A segurança do discurso contrasta com o momento de incerteza que diz viver. "Eu tinha um contrato de arrendamento realizado em fevereiro de 2017. Tinha ainda mais dois anos de contrato e o senhorio disse-me 'ou sais agora e dou-te algum dinheiro por aquilo que gastaste na casa, ou, então, em fevereiro de 2020, sais a zero'. Isto foi uma forma de chantagem para me colocar fora", conta.
Mas António Dias nem está focado em excluivo no seu problema: "Há senhoras, com 75-80 anos, a sofrer esse tipo de pressões, o que é lamentável".
Sem plano B, António Dias tem vivido um dia de cada vez. Também Sara Marques encara o dia a dia de uma forma cautelosa. Tem 29 anos, dois filhos e vive em casa da avó, em risco de despejo. Preocupada, sorri, por vezes, na esperança de que o futuro lhe sorria de volta.
"A minha avó paga cerca de 170 euros de renda. Já aqui vive há 70 anos e ela tem 72. Ela vivia aqui com os pais, casou e continuou a viver no mesmo sítio", conta à Renascença.
Setenta anos depois, foi a vez de a pressão imobiliária bater à porta da avó de Sara: "O senhorio disse-lhe que precisava de falar com ela. Foram tomar um café os dois, porque ele lhe disse que não precisava de levar os filhos. Disse-lhe que ia vender o prédio, que lhe queria dar cinco mil euros. Depois de 70 anos, com as rendas como estão, cinco mil euros é muito pouco. A minha avó disse que ia pensar e que ia falar com uma advogada. O senhorio respondeu-lhe que podia pensar, mas que, entretanto, podia já assinar um papel. A minha avó, por acaso, não assinou."
A partir daí, as tentativas de influenciar as decisões da inquilina intensificaram-se. "Houve uma altura em que o senhorio lhe estava sempre a ligar. Ele queria que ela assinasse o documento. Depois, como ela deixou de atender as chamadas, ele desistiu", relata Sara Marques.
Nem todos os casos, no entanto, tiveram o mesmo desfecho: "Eles pressionam as pessoas, pessoas de idade que têm medo, que acabam por assinar e depois perdem tudo. Na rua onde vive a minha avó, há oito prédios seguidos. Cinco deles estão nesta situação. Estamos a falar de pessoas já com muita idade, a partir dos 70 e tal anos.
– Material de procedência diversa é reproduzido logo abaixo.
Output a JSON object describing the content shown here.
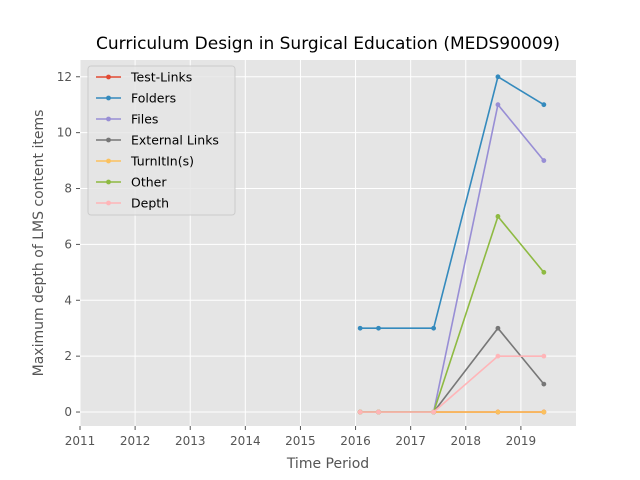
{
  "chart_data": {
    "type": "line",
    "title": "Curriculum Design in Surgical Education (MEDS90009)",
    "xlabel": "Time Period",
    "ylabel": "Maximum depth of LMS content items",
    "xlim": [
      "2011-01-01",
      "2020-01-01"
    ],
    "ylim": [
      -0.5,
      12.6
    ],
    "x_ticks": [
      "2011",
      "2012",
      "2013",
      "2014",
      "2015",
      "2016",
      "2017",
      "2018",
      "2019"
    ],
    "y_ticks": [
      0,
      2,
      4,
      6,
      8,
      10,
      12
    ],
    "x": [
      "2016-02",
      "2016-06",
      "2017-06",
      "2018-08",
      "2019-06"
    ],
    "series": [
      {
        "name": "Test-Links",
        "color": "#e24a33",
        "values": [
          0,
          0,
          0,
          0,
          0
        ]
      },
      {
        "name": "Folders",
        "color": "#348abd",
        "values": [
          3,
          3,
          3,
          12,
          11
        ]
      },
      {
        "name": "Files",
        "color": "#988ed5",
        "values": [
          0,
          0,
          0,
          11,
          9
        ]
      },
      {
        "name": "External Links",
        "color": "#777777",
        "values": [
          0,
          0,
          0,
          3,
          1
        ]
      },
      {
        "name": "TurnItIn(s)",
        "color": "#fbc15e",
        "values": [
          0,
          0,
          0,
          0,
          0
        ]
      },
      {
        "name": "Other",
        "color": "#8eba42",
        "values": [
          0,
          0,
          0,
          7,
          5
        ]
      },
      {
        "name": "Depth",
        "color": "#ffb5b8",
        "values": [
          0,
          0,
          0,
          2,
          2
        ]
      }
    ],
    "grid": true,
    "legend_position": "upper-left",
    "background": "#e5e5e5"
  }
}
Eles pressionam as pessoas, dizem que vão arranjar casas, mas é só para ver se as pessoas assinam. Se assinarem, são obrigados a sair.”
Por uma carta que a avó de Sara Marques recebeu, chegou a informação de que o senhorio “vai fazer uma escritura no dia 6 de junho”. Para já, ainda não vão sair porque ainda não entraram em acordo com o proprietário.
No entanto, a jovem teme pelo futuro: "A minha avó diz que, se tiver se sair, vai montar uma tenda à porta da Câmara. A minha avó é viúva. A reforma dela combinada com a reforma do meu avô é cerca de 420 euros. Não consegue sobreviver com os preços das rendas de hoje em dia."
As histórias de pressões e despejos ouvem-se a cada esquina e, nas ruas, são os turistas e os investidores que substituem os nativos. "Olhe, mais um investidor que vai ali...", aponta António Dias, quando um vulto engravatado e de capa de argolas debaixo do braço sai do prédio em frente.
Para além das preocupações individuais, há um sentimento partilhado: a saudade em relação à morada que se vai tornar passado e a tristeza por ver o Porto descaracterizado. "Vê-se pouca gente. Eu tenho quase 30 anos e eu recordo-me de vir à noite brincar para a rua e de ver as pessoas nas soleiras das portas, sentadas, a conviver umas com as outras. Hoje em dia, não se vê ninguém. Vemos mais turistas e já há turistas que comentam que não vêem ninguém nas ruas", reflete Sara Marques.
António Dias vai mais longe: “O presidente da Câmara está a colocar os assuntos comerciais à nossa frente e a desrespeitar as gentes das quatro freguesias do Centro Histórico do Porto, que são as raízes culturais da cidade. Poucos restam. Eu diria que, do histórico e das tradições da freguesia, muito pouco resta.”